Investment Strategy Brief:
Inflation's Inside Story

October 16, 2023

Below is a transcript of this week’s video.

Hi, this is Jason Pride, Chief of Investment Strategy & Research at Glenmede.

The September Consumer Price Index (CPI) report was far from alarming on the surface, but provided some hints that Fed’s inflation battle may not be finished. Headline CPI was a touch hotter than consensus at 0.4% month-over-month and core CPI was in line with projections at 0.3% month-over-month. Year-over-year inflation in both cases is now near or below 4%, quite a difference from the 2022 highs.

We find that our preferred way to look at inflation is to look at the 3-month change in CPI – it helps remove some of the noise from the 1-month data but also removes some of the base effects that are inherent with annual growth numbers. As it stands now, there has already been a significant moderation in core CPI, shown on the left, which has essentially been near 3% annualized for the last three months. But interestingly, as can be seen on the right, the components appear to be disagreeing a bit with the headline. CPI associated with food & energy is off-the-chart - up over 16%. And even though other good prices are down for the month, providing some disinflation, prices associated with rental costs and core services are running pretty strong.

Headline CPI ran hotter due to still-rising energy prices, which remain a wildcard given their ties to geopolitical conflict. The recent events in Israel have already triggered a 4.5% surge in brent crude prices, reflecting fears over instability near key global energy resources. Any meaningful escalation to drive energy prices up further.

Meanwhile, core services excluding shelter, one of the Fed’s preferred gauges of embedded inflation trends, notched its third consecutive quarter of acceleration, printing at 0.6% month-over-month.

While inflation has moderated considerably from its summer 2022 highs, a complete return to the Fed’s 2% target is proving to be somewhat elusive. According to the Michigan Consumer Survey, consumer expectations for inflation over the next year seem to agree with this trend, painting a pretty good picture for the Fed. But with ongoing pressures on both the non-core inflation through energy prices and core inflation through still-rising services prices, there is little indication that inflation is imminently on a sustainable path toward the Fed’s 2% target for the current 4% run-rate. As if in accordance with this, consumer expectations for inflation over the next 5 years appear a little more stubborn than the shorter-term expectations.

The question will soon become turn to whether the Federal Reserve will patiently wait for inflation to decline the remainder of the way. The Fed appears to be at the stage of fine tuning its policy. If inflation comes in below expectations while continuing to moderate closer to the 2% target, the Fed may be able to back off on its tightening campaign and even consider reducing rates. However, if inflation reaccelerates, it could push the Fed toward additional rate hikes.
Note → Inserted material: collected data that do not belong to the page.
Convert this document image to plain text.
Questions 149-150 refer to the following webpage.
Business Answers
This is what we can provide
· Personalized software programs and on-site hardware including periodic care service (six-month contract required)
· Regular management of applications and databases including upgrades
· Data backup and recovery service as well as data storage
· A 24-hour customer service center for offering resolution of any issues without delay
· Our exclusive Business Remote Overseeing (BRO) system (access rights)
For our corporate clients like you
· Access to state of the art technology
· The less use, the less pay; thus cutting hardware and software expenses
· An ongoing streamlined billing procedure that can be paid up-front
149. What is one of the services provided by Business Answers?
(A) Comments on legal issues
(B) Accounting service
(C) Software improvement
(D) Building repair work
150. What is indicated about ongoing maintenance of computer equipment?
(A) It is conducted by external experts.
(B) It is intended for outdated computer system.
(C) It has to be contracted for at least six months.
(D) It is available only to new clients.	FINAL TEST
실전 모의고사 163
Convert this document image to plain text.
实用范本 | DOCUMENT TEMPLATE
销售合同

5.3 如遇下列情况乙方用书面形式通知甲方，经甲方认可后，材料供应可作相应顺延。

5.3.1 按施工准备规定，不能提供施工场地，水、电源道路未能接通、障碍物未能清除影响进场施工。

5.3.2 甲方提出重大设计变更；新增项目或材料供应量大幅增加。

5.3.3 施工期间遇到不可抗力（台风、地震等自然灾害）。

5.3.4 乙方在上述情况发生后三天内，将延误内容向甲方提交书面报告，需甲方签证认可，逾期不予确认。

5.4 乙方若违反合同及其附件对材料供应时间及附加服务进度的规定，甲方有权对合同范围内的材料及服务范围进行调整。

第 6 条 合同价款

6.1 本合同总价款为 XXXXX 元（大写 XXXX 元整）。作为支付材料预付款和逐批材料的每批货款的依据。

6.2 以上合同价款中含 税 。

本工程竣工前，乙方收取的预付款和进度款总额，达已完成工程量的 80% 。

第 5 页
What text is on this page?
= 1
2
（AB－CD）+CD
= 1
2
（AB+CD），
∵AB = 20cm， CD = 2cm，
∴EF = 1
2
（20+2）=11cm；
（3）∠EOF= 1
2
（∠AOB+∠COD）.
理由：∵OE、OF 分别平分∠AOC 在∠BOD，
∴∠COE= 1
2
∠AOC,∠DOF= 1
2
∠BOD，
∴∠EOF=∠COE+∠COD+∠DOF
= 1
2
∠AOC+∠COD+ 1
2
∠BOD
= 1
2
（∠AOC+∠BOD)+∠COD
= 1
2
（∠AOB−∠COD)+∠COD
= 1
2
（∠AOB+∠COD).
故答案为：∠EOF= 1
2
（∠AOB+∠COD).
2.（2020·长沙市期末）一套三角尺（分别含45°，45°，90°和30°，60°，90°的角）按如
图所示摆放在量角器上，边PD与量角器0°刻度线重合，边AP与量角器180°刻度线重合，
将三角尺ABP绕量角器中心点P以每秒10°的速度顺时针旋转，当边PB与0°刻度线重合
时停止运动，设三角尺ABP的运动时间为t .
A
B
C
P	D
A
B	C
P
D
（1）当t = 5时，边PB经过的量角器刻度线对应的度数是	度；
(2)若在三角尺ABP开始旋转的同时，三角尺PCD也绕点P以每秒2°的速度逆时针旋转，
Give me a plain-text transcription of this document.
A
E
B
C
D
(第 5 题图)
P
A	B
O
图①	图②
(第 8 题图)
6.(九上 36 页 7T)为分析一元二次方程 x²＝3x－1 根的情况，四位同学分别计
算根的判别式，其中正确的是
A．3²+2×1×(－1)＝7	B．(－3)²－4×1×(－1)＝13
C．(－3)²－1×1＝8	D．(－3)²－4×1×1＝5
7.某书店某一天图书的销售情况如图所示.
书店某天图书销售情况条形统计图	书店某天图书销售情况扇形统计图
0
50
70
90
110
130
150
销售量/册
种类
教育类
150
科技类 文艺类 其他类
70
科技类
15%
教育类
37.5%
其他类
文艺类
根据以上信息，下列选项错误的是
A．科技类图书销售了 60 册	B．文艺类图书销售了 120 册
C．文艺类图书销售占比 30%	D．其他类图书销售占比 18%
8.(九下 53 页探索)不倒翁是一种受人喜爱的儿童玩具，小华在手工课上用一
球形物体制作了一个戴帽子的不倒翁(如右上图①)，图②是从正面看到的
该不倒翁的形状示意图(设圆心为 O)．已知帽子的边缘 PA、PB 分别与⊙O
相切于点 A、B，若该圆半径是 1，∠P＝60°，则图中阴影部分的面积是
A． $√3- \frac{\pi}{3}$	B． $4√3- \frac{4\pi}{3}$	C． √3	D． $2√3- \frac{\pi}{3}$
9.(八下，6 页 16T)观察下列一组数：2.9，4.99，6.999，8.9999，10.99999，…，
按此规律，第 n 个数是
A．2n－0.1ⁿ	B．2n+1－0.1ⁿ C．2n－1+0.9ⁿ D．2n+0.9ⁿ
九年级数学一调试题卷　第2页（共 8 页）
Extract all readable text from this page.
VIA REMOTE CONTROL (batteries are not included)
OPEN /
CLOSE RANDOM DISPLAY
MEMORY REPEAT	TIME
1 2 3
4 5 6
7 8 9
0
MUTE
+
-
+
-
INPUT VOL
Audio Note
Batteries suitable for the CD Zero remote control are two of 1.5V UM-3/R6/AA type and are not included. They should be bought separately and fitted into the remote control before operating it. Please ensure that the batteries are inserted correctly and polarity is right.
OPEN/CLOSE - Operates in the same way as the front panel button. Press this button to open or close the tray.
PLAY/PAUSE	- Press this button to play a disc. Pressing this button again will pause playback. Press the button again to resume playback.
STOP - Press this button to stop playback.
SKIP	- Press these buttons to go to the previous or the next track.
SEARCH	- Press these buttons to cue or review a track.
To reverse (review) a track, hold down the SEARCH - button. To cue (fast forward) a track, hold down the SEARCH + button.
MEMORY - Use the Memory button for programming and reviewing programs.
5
But what matters most, is the Fed has had to raise rates significantly over the last year and a half, to the point where monetary policy is now quite tight and at levels similar to when it has caused recessions in the past.

So to summarize:

  • The September Inflation report was far from alarming on the surface, but provided some hints that Fed’s inflation battle may not be finished
  • Some components of inflation have shown signs of reacceleration for multiple months in a row
  • A leading driver of inflation has been oil prices, which remains a wild card under current circumstances
  • Importantly, core services excluding shelter notched its third straight quarter of incremental acceleration to 0.6% month-over-month
  • Heading into year end, one last rate hike remains on the table for the Fed, but with or without this hike, rates are now clearly into restrictive territory

Thanks for listening! And please don’t hesitate to reach out with any questions.

This material is intended to review matters of possible interest to Glenmede Trust Company clients and friends and is not intended as personalized investment advice. When provided to a client, advice is based on the client’s unique circumstances and may differ substantially from any general recommendations, suggestions or other considerations included in this material. Any opinions, recommendations, expectations or projections herein are based on information available at the time of publication and may change thereafter. Information obtained from third-party sources is assumed to be reliable but may not be independently verified, and the accuracy thereof is not guaranteed. Outcomes (including performance) may differ materially from any expectations and projections noted herein due to various risks and uncertainties. Any reference to risk management or risk control does not imply that risk can be eliminated. All investments have risk. Clients are encouraged to discuss any matter discussed herein with their Glenmede representative.